Associate Professor of Philosophy and Religion Peter Murphy was part of the second discussion on HJR-3 from the ethicist’s perspective. Murphy said that the root of the issue is morality for both sides of the debate. Murphy said that the people who are against HJR-3 use obvious moral language. They say that it is wrong to discriminate against same-sex couples and that they should have equal rights. On the other side, he said, the people who approve of HJR-3 have religious views that suggest that gay and lesbian relationships are wrong.
“That is the one thing that both sides actually agree on is that, at bottom, the debate is about ethics and morality,” Murphy said.
In the panel Murphy brought up the arguments that opponents use to show why same-sex couples should not be allowed to get married.
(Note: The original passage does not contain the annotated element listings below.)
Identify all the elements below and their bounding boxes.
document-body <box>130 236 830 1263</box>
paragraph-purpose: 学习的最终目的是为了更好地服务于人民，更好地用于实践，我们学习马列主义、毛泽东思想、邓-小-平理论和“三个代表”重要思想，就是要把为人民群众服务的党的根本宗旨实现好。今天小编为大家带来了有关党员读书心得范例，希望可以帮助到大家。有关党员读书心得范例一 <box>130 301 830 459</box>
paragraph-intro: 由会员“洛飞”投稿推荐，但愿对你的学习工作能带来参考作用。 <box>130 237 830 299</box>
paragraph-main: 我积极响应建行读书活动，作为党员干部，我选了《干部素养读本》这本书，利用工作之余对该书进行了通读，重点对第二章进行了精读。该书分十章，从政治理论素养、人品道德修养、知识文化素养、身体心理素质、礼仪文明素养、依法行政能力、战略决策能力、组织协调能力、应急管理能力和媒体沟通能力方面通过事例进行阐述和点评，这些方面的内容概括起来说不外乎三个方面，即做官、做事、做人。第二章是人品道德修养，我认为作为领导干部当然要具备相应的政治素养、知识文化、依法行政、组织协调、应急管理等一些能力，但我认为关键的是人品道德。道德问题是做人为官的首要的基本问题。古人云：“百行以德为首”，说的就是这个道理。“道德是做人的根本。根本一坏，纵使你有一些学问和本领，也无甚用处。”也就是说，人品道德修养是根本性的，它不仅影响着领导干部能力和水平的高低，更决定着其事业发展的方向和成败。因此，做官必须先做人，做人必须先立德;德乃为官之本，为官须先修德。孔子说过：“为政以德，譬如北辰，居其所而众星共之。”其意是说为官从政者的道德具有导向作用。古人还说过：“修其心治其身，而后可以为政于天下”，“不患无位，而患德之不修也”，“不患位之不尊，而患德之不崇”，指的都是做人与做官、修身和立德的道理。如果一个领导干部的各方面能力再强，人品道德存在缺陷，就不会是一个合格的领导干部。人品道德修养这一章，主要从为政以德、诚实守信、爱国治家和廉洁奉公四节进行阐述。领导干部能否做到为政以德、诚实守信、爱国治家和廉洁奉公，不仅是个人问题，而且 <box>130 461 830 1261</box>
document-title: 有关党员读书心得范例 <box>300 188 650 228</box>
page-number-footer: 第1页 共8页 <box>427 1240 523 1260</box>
Murphy said that his goal was to give tools that people could use to understand the morality of the issues.
“There are different pieces of reasoning that people can offer, but we have to have the tools to scrutinize them,” Murphy said. “People can say anything—this or that is right or wrong or that’s discriminatory— but it has to be supported and stand up to criticism.”
He presented five arguments that opponents often use to argue against gay marriage. He said that people have claimed that homosexual relationships have higher rates of promiscuity, have higher rates of sexually transmitted diseases, gay and lesbian relationships are not capable or reproduction, that gay sex acts are themselves morally wrong even if both parties consent to them and that allowing gay and lesbian couples to marry harms the traditional family.
Murphy encourages people to think clearly through the arguments against gay marriage and if they do agree with at least one of the traditional arguments against gay marriage, they should consider whether that should matter legally. An example he cited is that of infertile heterosexual couples. He asks, are they inferior couples too? Should they not be allowed to marry as well? Murphy said that another thing people should think through is whether moral issues like this have any legal implications.
Murphy said that opponents of HJR-3 may have trouble with the amendment as it stands, without the original second clause which also banned civil unions, because they do not believe that civil unions are enough. They want the title of marriage too. To them, he said, it is demeaning.
“I think there are serious issues about that and whether that is actually an acceptable compromise …” Murphy said. “We might hear from opponents of HJR-3 that that’s not enough. It [allowing civil unions] still treats them as second class citizens. It gives them the rights, responsibilities and privileges, sure, but why can they not have the title, too?”
Murphy also said that the discourse in the media has been lacking and that conversations like what the university held are important to make citizens better informed about the underlying issues rather than the superficial glossing over that the mainstream media have used in covering the debate.
Manuel hopes that these talks have prepared the members of the university community to play their part if the amendment comes to a vote. Manuel said that part of the beauty of this process is that the voters are the ultimate decision makers—not the university.
“If we have done our job in these conversations, the faculty, staff and students should be engaged themselves. When it comes to a referendum, they will not ask the university to vote, they will ask individuals to vote,” Manuel said. “I think what we have done really well is provide context to engage our students in order make informed decisions at the ballot box.”